Sometimes the right book is the one you already know from your many trips to the bookstore, from the hours you’ve spent scanning the shelves, the one you’ve many times walked past, run your fingers over, and maybe even held in your hand for a few minutes to observe the cover.
The right book may have an interesting synopsis at the back. The right book may not have an interesting synopsis at the back. If you haven’t heard praises about it, you will find them on the cover, written by people or publications who may or may not be credible. You’d consider them, except that they’re nothing but short excerpts of reviews, and you wonder if these compliments could have been taken out of context.
You’d put it back on the shelf and walk out with a different book. You just need an easy read. The right book seemed a little heavy. You cannot do heavy right now.
You pick it up again days, maybe months, or years later. You think, “why not” and immediately start reading at the coffee shop attached to the bookstore.
The right book is beautifully written. You didn’t know it was so funny, though it is also a little sad. At home you stay up all night reading in the comfort of your bed, you get to work late and sleep-seprived. You read it during your commute – no, you commute to read it – you take it out to lunch, you steal cigarette breaks to read.
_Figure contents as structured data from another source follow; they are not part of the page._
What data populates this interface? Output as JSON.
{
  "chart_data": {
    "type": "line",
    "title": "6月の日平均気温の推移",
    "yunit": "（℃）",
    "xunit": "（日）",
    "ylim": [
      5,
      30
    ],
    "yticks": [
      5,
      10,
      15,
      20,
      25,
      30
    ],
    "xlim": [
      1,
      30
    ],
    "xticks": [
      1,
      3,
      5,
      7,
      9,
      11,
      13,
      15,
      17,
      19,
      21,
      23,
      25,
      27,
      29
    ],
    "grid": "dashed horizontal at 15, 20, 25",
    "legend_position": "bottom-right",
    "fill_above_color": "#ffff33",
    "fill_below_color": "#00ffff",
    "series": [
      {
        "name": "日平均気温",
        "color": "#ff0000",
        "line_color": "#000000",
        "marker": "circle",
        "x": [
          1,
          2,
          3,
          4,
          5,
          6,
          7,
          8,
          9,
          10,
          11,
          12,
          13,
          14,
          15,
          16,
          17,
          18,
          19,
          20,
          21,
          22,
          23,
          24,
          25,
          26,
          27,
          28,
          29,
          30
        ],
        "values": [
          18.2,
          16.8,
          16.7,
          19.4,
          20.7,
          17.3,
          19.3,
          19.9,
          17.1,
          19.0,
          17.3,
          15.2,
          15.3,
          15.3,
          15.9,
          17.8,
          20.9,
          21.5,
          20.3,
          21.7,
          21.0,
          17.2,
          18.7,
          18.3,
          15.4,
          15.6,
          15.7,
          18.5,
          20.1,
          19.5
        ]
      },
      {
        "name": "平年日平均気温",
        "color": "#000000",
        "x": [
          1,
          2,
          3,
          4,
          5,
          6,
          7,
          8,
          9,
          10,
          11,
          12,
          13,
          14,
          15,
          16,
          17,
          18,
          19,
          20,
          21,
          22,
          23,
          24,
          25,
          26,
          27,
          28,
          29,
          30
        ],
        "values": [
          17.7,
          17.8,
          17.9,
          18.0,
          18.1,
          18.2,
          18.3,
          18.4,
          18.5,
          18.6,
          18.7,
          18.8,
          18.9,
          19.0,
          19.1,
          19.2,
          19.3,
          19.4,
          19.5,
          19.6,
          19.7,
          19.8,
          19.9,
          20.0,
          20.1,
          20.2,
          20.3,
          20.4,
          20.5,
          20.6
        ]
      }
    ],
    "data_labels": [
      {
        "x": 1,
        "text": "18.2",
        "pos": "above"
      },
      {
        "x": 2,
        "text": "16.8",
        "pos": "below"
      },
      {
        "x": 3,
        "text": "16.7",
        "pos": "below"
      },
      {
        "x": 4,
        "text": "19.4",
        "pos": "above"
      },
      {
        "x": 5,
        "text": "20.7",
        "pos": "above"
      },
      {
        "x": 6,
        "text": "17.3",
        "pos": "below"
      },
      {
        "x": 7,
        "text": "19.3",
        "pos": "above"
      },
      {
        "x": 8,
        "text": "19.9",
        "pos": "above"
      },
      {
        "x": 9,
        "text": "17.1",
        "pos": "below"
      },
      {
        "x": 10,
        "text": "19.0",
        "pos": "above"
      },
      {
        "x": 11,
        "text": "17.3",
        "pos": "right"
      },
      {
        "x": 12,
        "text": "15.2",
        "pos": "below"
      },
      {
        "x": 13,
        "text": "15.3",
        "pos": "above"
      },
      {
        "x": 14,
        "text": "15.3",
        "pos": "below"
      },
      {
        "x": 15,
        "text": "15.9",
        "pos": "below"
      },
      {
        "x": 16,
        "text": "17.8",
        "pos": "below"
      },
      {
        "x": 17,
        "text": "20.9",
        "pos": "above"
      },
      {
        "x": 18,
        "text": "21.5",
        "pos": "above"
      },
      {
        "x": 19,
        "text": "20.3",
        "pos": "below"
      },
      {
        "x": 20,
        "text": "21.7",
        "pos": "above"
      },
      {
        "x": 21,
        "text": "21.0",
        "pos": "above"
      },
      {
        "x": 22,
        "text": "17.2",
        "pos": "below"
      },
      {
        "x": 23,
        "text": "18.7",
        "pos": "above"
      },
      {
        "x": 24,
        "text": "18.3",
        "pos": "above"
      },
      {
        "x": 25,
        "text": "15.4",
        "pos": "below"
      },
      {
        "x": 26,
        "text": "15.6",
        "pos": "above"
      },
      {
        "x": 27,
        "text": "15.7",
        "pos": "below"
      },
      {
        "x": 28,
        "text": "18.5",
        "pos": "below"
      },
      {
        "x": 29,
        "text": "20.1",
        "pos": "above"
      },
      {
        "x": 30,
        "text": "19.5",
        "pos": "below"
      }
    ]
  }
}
The right book takes you places you’ve never been, introduces you to people you never thought you’d meet. It is a little heavy, and you get a little intimidated sometimes. But you keep going anyway. The right book takes awhile to appreciate; sometimes Google comes in handy as you look up references, but it is patient with you as much as you are patient with it.
The right book is “unputdownable” – you keep turning pages after pages, you are so consumed in it you don’t even bother keeping track like you usually do.
100 pages in, 300 pages in, 478 pages in, 538 pages in, and before you know it the right book – like any other book – ends.